Veteran actor Tom Hanks and his wife, Rita Wilson, have tested positive for the novel coronavirus,
Deadline reported on Wednesday.
Hanks' publicist also confirmed the news to the freelance journalist Yashar Ali.
"Hello, folks. Rita and I are down here in Australia," Hanks said in a statement to Deadline. "We felt a bit tired, like we had colds, and some body aches. Rita had some chills that came and went. Slight fevers too."
He added: "To play things right, as is needed in the world right now, we were tested for the Coronavirus, and were found to be positive. Well, now. What to do next? The Medical Officials have protocols that must be followed. We Hanks' will be tested observed, and isolated for as long as public health and safety requires. Not much more to it than a one-day-at-a-time approach, no? We'll keep the world posted and updated. Take care of yourselves!"
The World Health Organization officially classified coronavirus, which leads to a disease called COVID-19, as a pandemic on Wednesday. More than 125,000 people have been infected across the globe and there have been more than 4,500 deaths.

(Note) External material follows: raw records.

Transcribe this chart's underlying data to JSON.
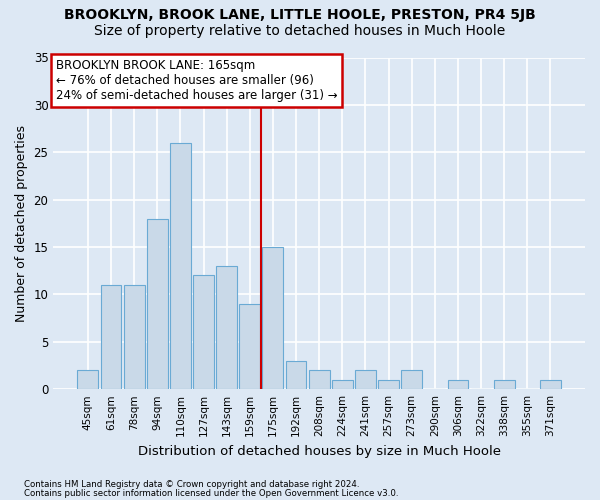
{
  "title1": "BROOKLYN, BROOK LANE, LITTLE HOOLE, PRESTON, PR4 5JB",
  "title2": "Size of property relative to detached houses in Much Hoole",
  "xlabel": "Distribution of detached houses by size in Much Hoole",
  "ylabel": "Number of detached properties",
  "categories": [
    "45sqm",
    "61sqm",
    "78sqm",
    "94sqm",
    "110sqm",
    "127sqm",
    "143sqm",
    "159sqm",
    "175sqm",
    "192sqm",
    "208sqm",
    "224sqm",
    "241sqm",
    "257sqm",
    "273sqm",
    "290sqm",
    "306sqm",
    "322sqm",
    "338sqm",
    "355sqm",
    "371sqm"
  ],
  "values": [
    2,
    11,
    11,
    18,
    26,
    12,
    13,
    9,
    15,
    3,
    2,
    1,
    2,
    1,
    2,
    0,
    1,
    0,
    1,
    0,
    1
  ],
  "bar_color": "#c9d9e8",
  "bar_edgecolor": "#6aaad4",
  "vline_x": 7.5,
  "vline_color": "#cc0000",
  "annotation_text": "BROOKLYN BROOK LANE: 165sqm\n← 76% of detached houses are smaller (96)\n24% of semi-detached houses are larger (31) →",
  "annotation_box_color": "#ffffff",
  "annotation_box_edgecolor": "#cc0000",
  "ylim": [
    0,
    35
  ],
  "yticks": [
    0,
    5,
    10,
    15,
    20,
    25,
    30,
    35
  ],
  "background_color": "#dde8f4",
  "plot_background_color": "#dde8f4",
  "footer1": "Contains HM Land Registry data © Crown copyright and database right 2024.",
  "footer2": "Contains public sector information licensed under the Open Government Licence v3.0.",
  "grid_color": "#ffffff",
  "title1_fontsize": 10,
  "title2_fontsize": 10,
  "xlabel_fontsize": 9.5,
  "ylabel_fontsize": 9,
  "annot_fontsize": 8.5
}
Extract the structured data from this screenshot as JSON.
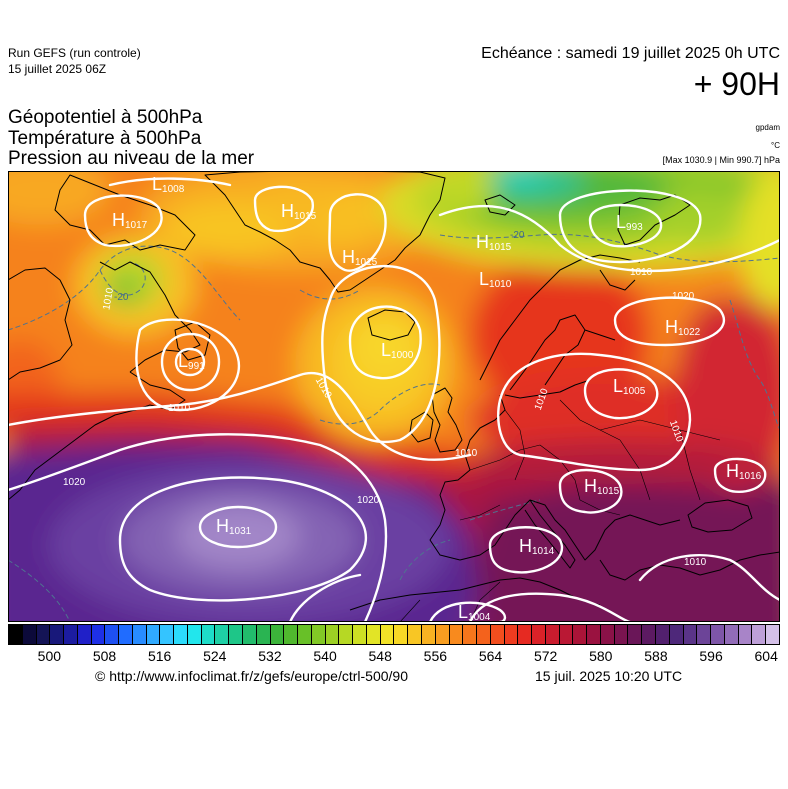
{
  "header": {
    "run": "Run GEFS (run controle)",
    "run_date": "15 juillet 2025 06Z",
    "echeance": "Echéance : samedi 19 juillet 2025 0h UTC",
    "lead": "+ 90H"
  },
  "titles": [
    "Géopotentiel à 500hPa",
    "Température à 500hPa",
    "Pression au niveau de la mer"
  ],
  "units": {
    "geopotential": "gpdam",
    "temperature": "°C",
    "pressure": "[Max 1030.9 | Min 990.7] hPa"
  },
  "pressure_centers": [
    {
      "type": "H",
      "value": "1017"
    },
    {
      "type": "L",
      "value": "1008"
    },
    {
      "type": "H",
      "value": "1015"
    },
    {
      "type": "H",
      "value": "1015"
    },
    {
      "type": "L",
      "value": "1000"
    },
    {
      "type": "L",
      "value": "1010"
    },
    {
      "type": "H",
      "value": "1015"
    },
    {
      "type": "L",
      "value": "993"
    },
    {
      "type": "H",
      "value": "1022"
    },
    {
      "type": "L",
      "value": "1005"
    },
    {
      "type": "H",
      "value": "1015"
    },
    {
      "type": "H",
      "value": "1016"
    },
    {
      "type": "H",
      "value": "1014"
    },
    {
      "type": "L",
      "value": "991"
    },
    {
      "type": "H",
      "value": "1031"
    },
    {
      "type": "L",
      "value": "1004"
    }
  ],
  "isobar_labels": [
    "1010",
    "1020",
    "1020",
    "1010",
    "1010",
    "1010",
    "1020",
    "1010",
    "1010",
    "1010",
    "1010"
  ],
  "isotherm_labels": [
    "-20",
    "-20"
  ],
  "colorbar": {
    "ticks": [
      "500",
      "508",
      "516",
      "524",
      "532",
      "540",
      "548",
      "556",
      "564",
      "572",
      "580",
      "588",
      "596",
      "604"
    ],
    "colors": [
      "#000000",
      "#0c0a3a",
      "#141456",
      "#18187a",
      "#1c1ca0",
      "#2020c8",
      "#1e30e6",
      "#1e50f2",
      "#206cff",
      "#288cff",
      "#30aaff",
      "#34c4ff",
      "#2cdcfc",
      "#22e6ec",
      "#1edcc8",
      "#1ed0a6",
      "#1ec688",
      "#22bc6c",
      "#2ab452",
      "#3cb43a",
      "#50b82e",
      "#68c028",
      "#82c826",
      "#9cd024",
      "#b6d824",
      "#cee024",
      "#e2e426",
      "#f2e228",
      "#f8d826",
      "#f8c624",
      "#f8b222",
      "#f89e20",
      "#f88a1e",
      "#f6761c",
      "#f4621c",
      "#f24e1e",
      "#ee3c20",
      "#e62a22",
      "#da2228",
      "#ca1c2e",
      "#ba1834",
      "#aa1438",
      "#9a1240",
      "#8a1248",
      "#7a1450",
      "#6a1658",
      "#5c1a62",
      "#52206e",
      "#4e287a",
      "#5a3488",
      "#6c4498",
      "#7e56a8",
      "#926cb8",
      "#a884c8",
      "#bea0d8",
      "#d4c0e8"
    ]
  },
  "footer": {
    "source": "© http://www.infoclimat.fr/z/gefs/europe/ctrl-500/90",
    "timestamp": "15 juil. 2025 10:20 UTC"
  }
}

In the US, at least 1,209 people in 41 states and Washington, D.C., have tested positive for the virus as of Wednesday,
according to The New York Times, and at least 37 patients have died from it.
On Wednesday evening, President Donald Trump announced that the US will ban all travel from Europe, with the exception of Americans who have been appropriately screened, for thirty days beginning on Friday at midnight.
Financial markets have also plunged as the virus continues to spread and more and more countries implement restrictions on travel and day-to-day work.
The Dow Jones Industrial Average plummeted by more than 1,800 points after the opening bell on Monday, and the S&P 500 tanked by seven percent, triggering a fail-safe that suspended all trading for 15 minutes.
The Dow fell another 1,465 points into a bear market on Wednesday after the WHO declared the coronavirus a pandemic, marking the end of the longest bull-market expansion in history.
All three major indexes tanked roughly 5%, erasing gains made during
Tuesday's rebound. The drop ushered in another day of heightened volatility from coronavirus risks and
the escalating oil-market war between Russia and Saudi Arabia.